El lenguaje se transforma en personaje esencial del entramado textual. Con prosa singularmente obsesiva y transgresora, Ferrufino-Coqueugniot nos confronta con un tratamiento casi convulsivo de la palabra. El idioma se hace daga, que corta, lacera, mutila patas, alas, mientras nos fuerza –como lectores- a coincidir no solo con la mirada, sino con los actos del protagonista. Vana ilusión la nuestra de contemplar los actos desde fuera. No. Somos partícipes y cómplices de cada crimen, de cada evento violento, sádico que recorre el texto, en ritmo perverso, cínico, obsceno y malvado: “[…] Le mordí la oreja, besé el cuello y, sin darse ella cuenta, resulté yo arriba, que la espalda se le jodiera, pero no la mía, y raspé, raspé el miembro hasta llegar al orgasmo. Para entonces, ella, que dudo gozara, me pidió que le frotara la piel de atrás, desollada y enrojecida por las rugosidades del terreno. Incluso las rodillas me protegí, acomodándolas en los pliegues de su camisa abierta. Después abandoné la fiesta.”

La novela comienza con un incidente de tráfico, en algún lugar sin nombre y se encadena en trance de sangre, sexo e infancia. No se perfila un narrador particular. Varias voces discurren los también disímiles escenarios desde donde el texto nos interpela con violencia. El mundo que fluye entre las páginas podría ser cualquier mundo. Aquí y allá se entrelazan en demente decurso. Locura y crueldad parecen, sin embargo, construir un hilo narrativo que no sigue trayecto regular alguno, pero que de todos modos nos permite aunar el transcurso de un psicópata que, como Bataille, elabora una larga confesión. Casi una “meditación universal.”
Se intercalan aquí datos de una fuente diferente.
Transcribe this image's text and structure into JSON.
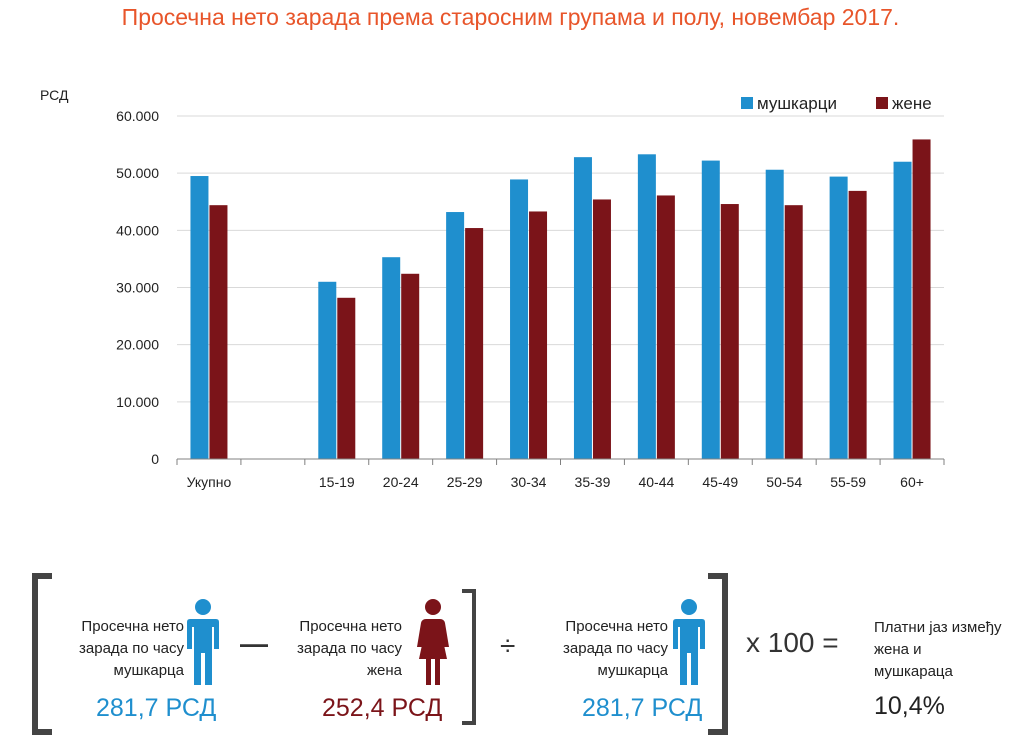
{
  "title": "Просечна нето зарада према старосним групама и полу, новембар 2017.",
  "colors": {
    "men": "#1f8fce",
    "women": "#7b1419",
    "title": "#e8552a"
  },
  "chart_data": {
    "type": "bar",
    "yunit": "РСД",
    "categories": [
      "Укупно",
      "",
      "15-19",
      "20-24",
      "25-29",
      "30-34",
      "35-39",
      "40-44",
      "45-49",
      "50-54",
      "55-59",
      "60+"
    ],
    "series": [
      {
        "name": "мушкарци",
        "values": [
          49500,
          null,
          31000,
          35300,
          43200,
          48900,
          52800,
          53300,
          52200,
          50600,
          49400,
          52000
        ]
      },
      {
        "name": "жене",
        "values": [
          44400,
          null,
          28200,
          32400,
          40400,
          43300,
          45400,
          46100,
          44600,
          44400,
          46900,
          55900
        ]
      }
    ],
    "yticks": [
      "0",
      "10.000",
      "20.000",
      "30.000",
      "40.000",
      "50.000",
      "60.000"
    ],
    "ylim": [
      0,
      60000
    ],
    "grid": true,
    "legend": "top-right"
  },
  "formula": {
    "men_label": "Просечна нето зарада по часу мушкарца",
    "men_value": "281,7 РСД",
    "women_label": "Просечна нето зарада по часу жена",
    "women_value": "252,4 РСД",
    "divisor_label": "Просечна нето зарада по часу мушкарца",
    "divisor_value": "281,7 РСД",
    "minus": "—",
    "divide": "÷",
    "times": "x 100 =",
    "result_label": "Платни јаз између жена и мушкараца",
    "result_value": "10,4%"
  }
}
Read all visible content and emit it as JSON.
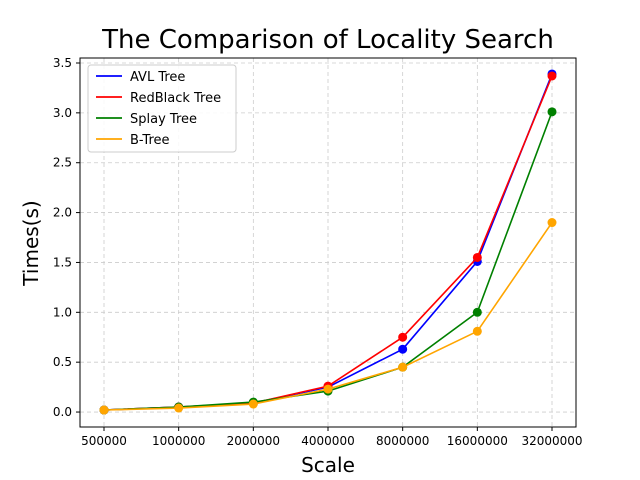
{
  "chart_data": {
    "type": "line",
    "title": "The Comparison of Locality Search",
    "xlabel": "Scale",
    "ylabel": "Times(s)",
    "categories": [
      "500000",
      "1000000",
      "2000000",
      "4000000",
      "8000000",
      "16000000",
      "32000000"
    ],
    "ylim": [
      -0.15,
      3.55
    ],
    "yticks": [
      "0.0",
      "0.5",
      "1.0",
      "1.5",
      "2.0",
      "2.5",
      "3.0",
      "3.5"
    ],
    "grid": true,
    "legend_position": "top-left",
    "series": [
      {
        "name": "AVL Tree",
        "color": "#0000ff",
        "values": [
          0.02,
          0.05,
          0.09,
          0.25,
          0.63,
          1.51,
          3.39
        ]
      },
      {
        "name": "RedBlack Tree",
        "color": "#ff0000",
        "values": [
          0.02,
          0.05,
          0.09,
          0.26,
          0.75,
          1.55,
          3.37
        ]
      },
      {
        "name": "Splay Tree",
        "color": "#008000",
        "values": [
          0.02,
          0.05,
          0.1,
          0.21,
          0.45,
          1.0,
          3.01
        ]
      },
      {
        "name": "B-Tree",
        "color": "#ffa500",
        "values": [
          0.02,
          0.04,
          0.08,
          0.23,
          0.45,
          0.81,
          1.9
        ]
      }
    ]
  }
}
A guisa de “experiencia interior,” el personaje de Ferrufino-Coqueugniot nos pasea por su infancia, cuando ya su madre atestiguó el extraño goce de su hijo ante el dolor y la muerte. Cuando no es un niño, es adolescente y/o adulto –indistintamente. Escenario y tiempo son fortuitos. Lo único que cuenta es penetrar ese último sentido que hermana al personaje con tantos otros, como Bataille, Gilles de Rais; Madame Edwarda, o la condesa Bátory, y que le permite sumergirnos en ese universo apremiante y huidizo donde los móviles que impulsan la escritura son “los últimos móviles del hombre: la muerte, el erotismo y la idea de trascendencia.”
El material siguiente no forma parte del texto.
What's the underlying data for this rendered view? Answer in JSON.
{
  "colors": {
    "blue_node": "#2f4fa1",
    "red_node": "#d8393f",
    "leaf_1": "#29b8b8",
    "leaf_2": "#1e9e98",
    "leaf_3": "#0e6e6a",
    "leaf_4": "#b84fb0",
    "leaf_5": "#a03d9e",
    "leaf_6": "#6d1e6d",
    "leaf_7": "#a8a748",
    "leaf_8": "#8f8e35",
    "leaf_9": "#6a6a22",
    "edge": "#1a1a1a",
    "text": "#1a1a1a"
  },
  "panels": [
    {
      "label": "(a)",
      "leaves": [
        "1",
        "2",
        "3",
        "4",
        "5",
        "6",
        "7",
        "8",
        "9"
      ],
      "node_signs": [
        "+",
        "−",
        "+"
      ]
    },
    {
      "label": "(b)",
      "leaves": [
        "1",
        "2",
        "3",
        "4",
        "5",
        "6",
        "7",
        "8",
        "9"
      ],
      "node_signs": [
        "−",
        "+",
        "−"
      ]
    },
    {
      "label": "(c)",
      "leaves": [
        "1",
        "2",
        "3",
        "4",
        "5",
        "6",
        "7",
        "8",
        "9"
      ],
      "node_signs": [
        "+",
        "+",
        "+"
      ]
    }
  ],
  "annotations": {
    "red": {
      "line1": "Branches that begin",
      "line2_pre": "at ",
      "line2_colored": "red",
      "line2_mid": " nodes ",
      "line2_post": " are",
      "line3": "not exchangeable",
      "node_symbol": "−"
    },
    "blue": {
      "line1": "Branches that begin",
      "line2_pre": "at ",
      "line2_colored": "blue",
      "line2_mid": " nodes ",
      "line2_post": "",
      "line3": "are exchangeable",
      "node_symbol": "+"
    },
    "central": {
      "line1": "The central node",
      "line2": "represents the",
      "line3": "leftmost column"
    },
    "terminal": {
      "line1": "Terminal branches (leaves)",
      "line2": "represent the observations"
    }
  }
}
El personaje se convierte en único anclaje en el universo narrativo. Ante sus manos y ojos – con ellos- somos víctimas impotentes, obligadas a legitimar violaciones, tormentos, desmembraciones, azotes… En locura permanente, intentamos reconciliar elementos  que, irónicamente, son  perfectamente inseparables de la naturaleza humana. De manera peculiar, el protagonista se ufana en no sentir remordimiento alguno: “¿Si estoy amargado?” –Nos pregunta. “No, mira, fui un niño feliz. Y nadie me advirtió que fuese extraño. Miento, una vez que había ahorcado con hilo cincuenta sapos en miniatura, vivos, en los rosales del lado de la casa grande, mi padre explotó. Eres un sicópata, dijo, y ordenó arrancar los  cadáveres colgantes.”
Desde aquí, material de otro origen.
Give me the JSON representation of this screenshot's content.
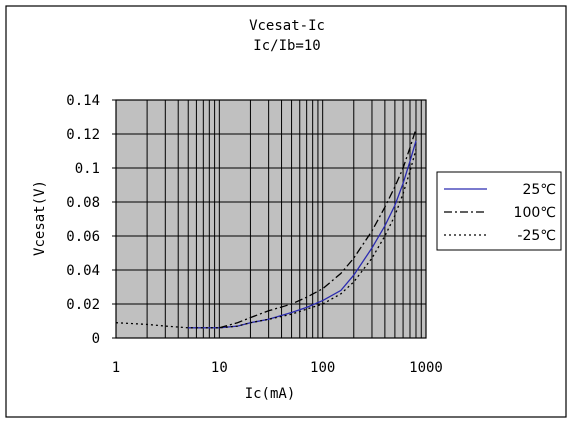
{
  "chart_data": {
    "type": "line",
    "title": "Vcesat-Ic",
    "subtitle": "Ic/Ib=10",
    "xlabel": "Ic(mA)",
    "ylabel": "Vcesat(V)",
    "x_scale": "log",
    "xlim": [
      1,
      1000
    ],
    "ylim": [
      0,
      0.14
    ],
    "x_ticks": [
      "1",
      "10",
      "100",
      "1000"
    ],
    "y_ticks": [
      "0",
      "0.02",
      "0.04",
      "0.06",
      "0.08",
      "0.1",
      "0.12",
      "0.14"
    ],
    "grid": true,
    "plot_background": "#c0c0c0",
    "legend_position": "right",
    "series": [
      {
        "name": "25℃",
        "color": "#2a2ab0",
        "dash": "solid",
        "x": [
          5,
          10,
          15,
          20,
          30,
          50,
          70,
          100,
          150,
          200,
          300,
          400,
          500,
          600,
          700,
          800
        ],
        "y": [
          0.006,
          0.006,
          0.007,
          0.009,
          0.011,
          0.015,
          0.018,
          0.022,
          0.028,
          0.037,
          0.053,
          0.066,
          0.078,
          0.091,
          0.104,
          0.116
        ]
      },
      {
        "name": "100℃",
        "color": "#000000",
        "dash": "dashdot",
        "x": [
          10,
          15,
          20,
          30,
          50,
          70,
          100,
          150,
          200,
          300,
          400,
          500,
          600,
          700,
          800
        ],
        "y": [
          0.006,
          0.009,
          0.012,
          0.016,
          0.02,
          0.024,
          0.029,
          0.038,
          0.047,
          0.063,
          0.077,
          0.089,
          0.1,
          0.112,
          0.123
        ]
      },
      {
        "name": "-25℃",
        "color": "#000000",
        "dash": "dotted",
        "x": [
          1,
          2,
          3,
          5,
          7,
          10,
          15,
          20,
          30,
          50,
          70,
          100,
          150,
          200,
          300,
          400,
          500,
          600,
          700,
          800
        ],
        "y": [
          0.009,
          0.008,
          0.007,
          0.006,
          0.006,
          0.006,
          0.007,
          0.009,
          0.011,
          0.014,
          0.017,
          0.02,
          0.026,
          0.033,
          0.047,
          0.06,
          0.072,
          0.085,
          0.098,
          0.111
        ]
      }
    ]
  }
}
La teoría sustenta la certeza de que no existe arrepentimiento en la mente del psicópata. Que, además, se goza del dolor ajeno y recorre el mundo libre de culpa. Sin pesadillas. Con algo de sarcasmo, el personaje no solo ilumina el lado más oscuro de la conducta humana, sino que además destruye esa falsa separación que existe entre los hombres “buenos” y los “malos”. En efecto, parece preguntar el texto: ¿qué separa a unos de otros? Si los niños, los vecinos, los amigos pueden dormir plácidos por las noches, mientras durante el día se han regocijado en crueles masacres. Si luego de buscar profusión de bichos, les “[quitaban]las alas, las patas, lo no digerible, mientras [las hormigas] arrastraban los torsos todavía vivos hacia los túneles profundos donde serían almacenados.”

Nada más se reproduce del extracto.